Patrichka Chen Wei Yi ^1,2 Madeline Olivia ^1,2 Gwo-Ching Gong ^1,3 Sen Jan ⁴ Tung-Yuan Ho ⁵ Lou St Laurent ⁶ An-Yi Tsai ^1,2,3*

• ¹ National Taiwan Ocean University, Keelung, Taiwan
• ² Doctoral degree program in Ocean Resource and Environmental Changes, National Taiwan Ocean University, Keelung, Taiwan
• ³ Center of Excellence for Oceans, National Taiwan Ocean University, Keelung, Taiwan
• ⁴ Institute of Oceanography, College of Science, National Taiwan University, Taipei, Taiwan
• ⁵ Research Center for Environmental Changes, Academia Sinica, Taipei, Taiwan
• ⁶ Applied Physics Laboratory, Environmental and Information Systems, University of Washington, Seattle, United States

Throughout the western tropical Pacific Ocean, eddies and currents play an important role in biogeochemical cycling. Many studies have investigated the effects of hydrography on vertical patterns of picophytoplankton and heterotrophic bacterial abundance in mesoscale eddies. There is a lack of field observations to determine what impact dynamic hydrological systems of eddies have on prokaryotic community activity (growth and mortality rates). An objective of this study was to examine how anticyclonic eddies influence picoplankton abundance and activity (growth and mortality rates). To meet this purpose, heterotrophic bacterial and picophytoplankton growth and mortality rates were examined by modified dilution experiments conducted at the surface, deep chlorophyll maximum (DCM), and 200 m depth outside (OE) and inside of warm eddies core (EC) in the west Pacific Ocean.

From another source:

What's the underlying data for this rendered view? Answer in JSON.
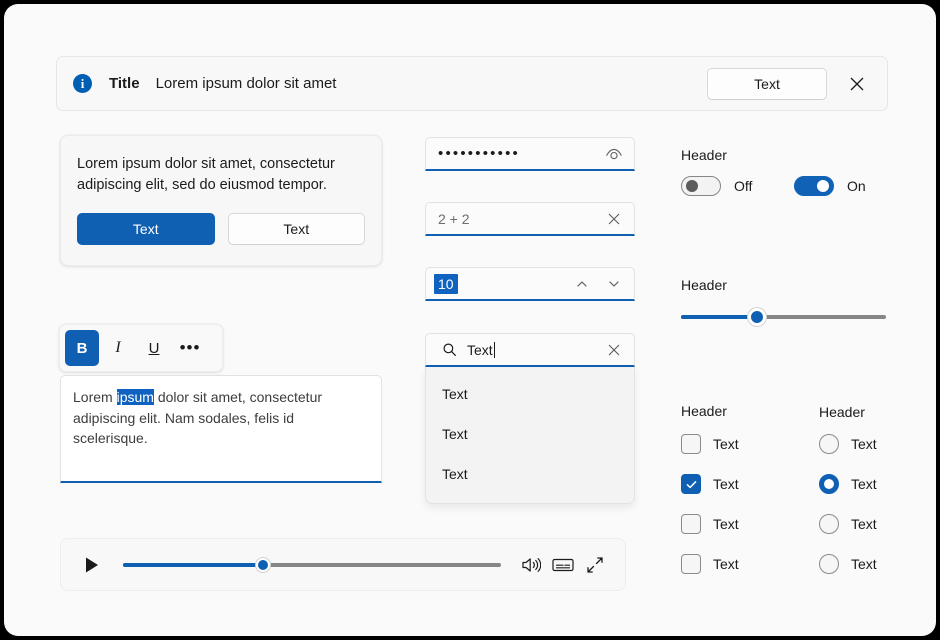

A high heterotrophic bacterial grazing rate was found in the EC region in the present study.Furthermore, the picophytoplankton grazing rate in EC was frequently greater than the grazing rate in OE. Furthermore, the higher grazing rates in the EC region cause a lower proportion of viral lysis to account for heterotrophic bacteria and picophytoplankton mortality. The results of our experiments suggest that downwelling in EC might increase picophytoplankton growth and grazing rates, increasing the carbon sink in the warm eddy and potentially increasing ocean carbon storage.